On constate également la très grande diversité des provenances de scientifiques allemands, alors que la très grande majorité des intellectuels français sont titulaires à Paris, à l’image de l’organisation académique de ces deux nations, mais également à l’image des réseaux de connaissances qu’entretient le comité d’organisation davosien dont les membres, tous germanophones, n’ont jamais vu autre chose de la France que sa capitale.

Le résultat devient encore plus intéressant lorsqu’on ajoute à cette analyse une dimension temporelle. En prenant le même panel mais en le segmentant en quatre années, on constate, toujours comme exemple, que le groupe de scientifiques allemands a subi de fortes modifications de provenances (tableau ci-contre). Alors qu’en 1928 la députation francfortoise était très importante, ce sont les berlinois qui seront les plus nombreux en 1931, laissant peu de place aux universités de seconde ordre qui étaient pourtant bien représentées lors de la première rencontre.

Segmentation sociologique

A titre d’exemple, encore une fois, avec un tel panel de personnalités, un étude d’un caractère sociologique est envisageable. Dans notre cas, prenons le caractère “âge”.

Moyenne d'âge des participants allemands (noir) et français (rouge) avec min/max.

Dans son article au titre polémique, « Un dialogue de sourds : un siècle de rapport franco-allemands », Henri Brunschwig explique l’incompréhension qui règne entre les deux puissances européennes de l’entre-deux guerres (France et Allemagne) par une différence générationnelle trop importante[1]. Il ne s’agit pas à proprement parler de générations en terme d’âge, mais plutôt de ce qu’il nomme des générations intellectuelles. 

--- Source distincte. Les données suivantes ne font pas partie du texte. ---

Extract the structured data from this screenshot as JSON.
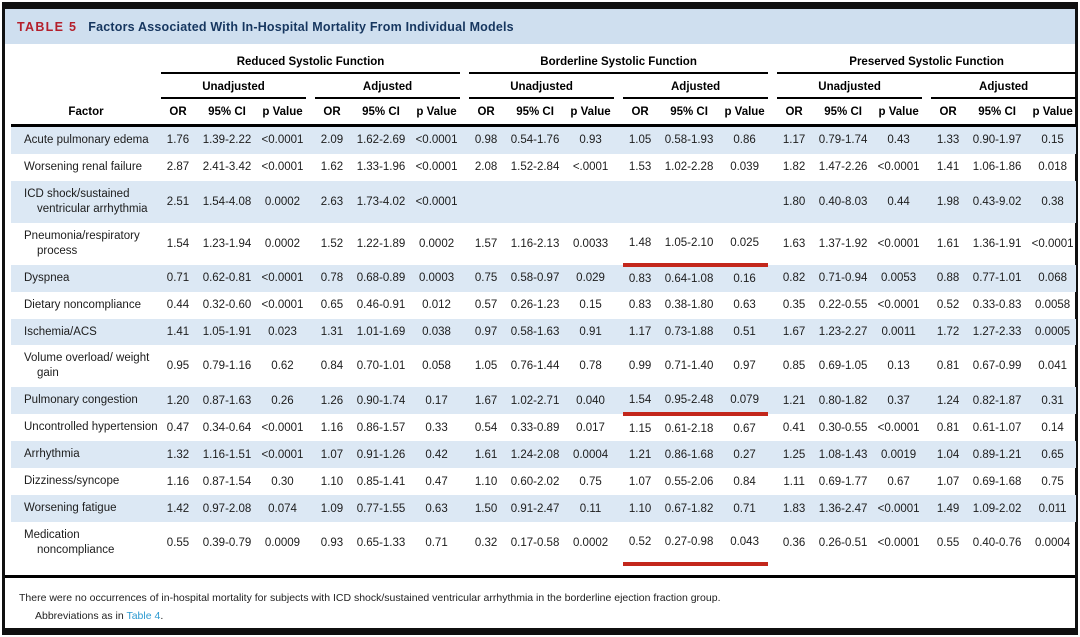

Quand on passe le panel davosien à la moulinette de la statistique générationnelle, on se rend compte en effet avec stupeur que les “élites” françaises de 1928 ont en moyenne 10 ans de plus que leurs homologues allemands !

Il ne s’agit pas dans ce rapide résumé d’évoquer les raisons de cette différence ni d’avancer d’hypothèses quant au rajeunissement progressif de la délégation française (comme le montre le tableau ci-dessus – moyenne d’âge des participants allemands (noir) et français (rouge) avec min/max.), mais plutôt de constater que l’outil statistique crée un nouveau champ d’analyse.

Perspectives : et après ?

L’étape suivante, c’est la recréation du réseau d’interactions sociales qui constitue de tels congrès : rencontres de visu, correspondances, travaux co-signés, mêmes universités fréquentées, comités scientifiques, etc. dans le but de visualiser plus clairement quels sont les groupes d’intérêts qui sous-tendent des congrès comme ceux de Davos.
Ici encore, on constate les diverses utilisations potentielles d’outils comme ceux utilisés pour la visualisation de débats sur TwitterCréer un graphe des interactions davosiennes revient en effet à accomplir la même manipulation : mise en évidence des sommets (ici, les intellectuels), réalisation d’une matrice qui décrive les arcs (interactions, ici les correspondances, rencontres, etc.). L’intérêt évident résidant dans le fait que ce type de visualisation fait fréquemment émerger des tendances invisibles à l’oeil du chercheur, même expérimenté.

[1] Brunschwig, Henri, « Un dialogue de sourds : un siècle de rapports franco-allemands », Politique étrangère, 5, 1955, pp. 575-590.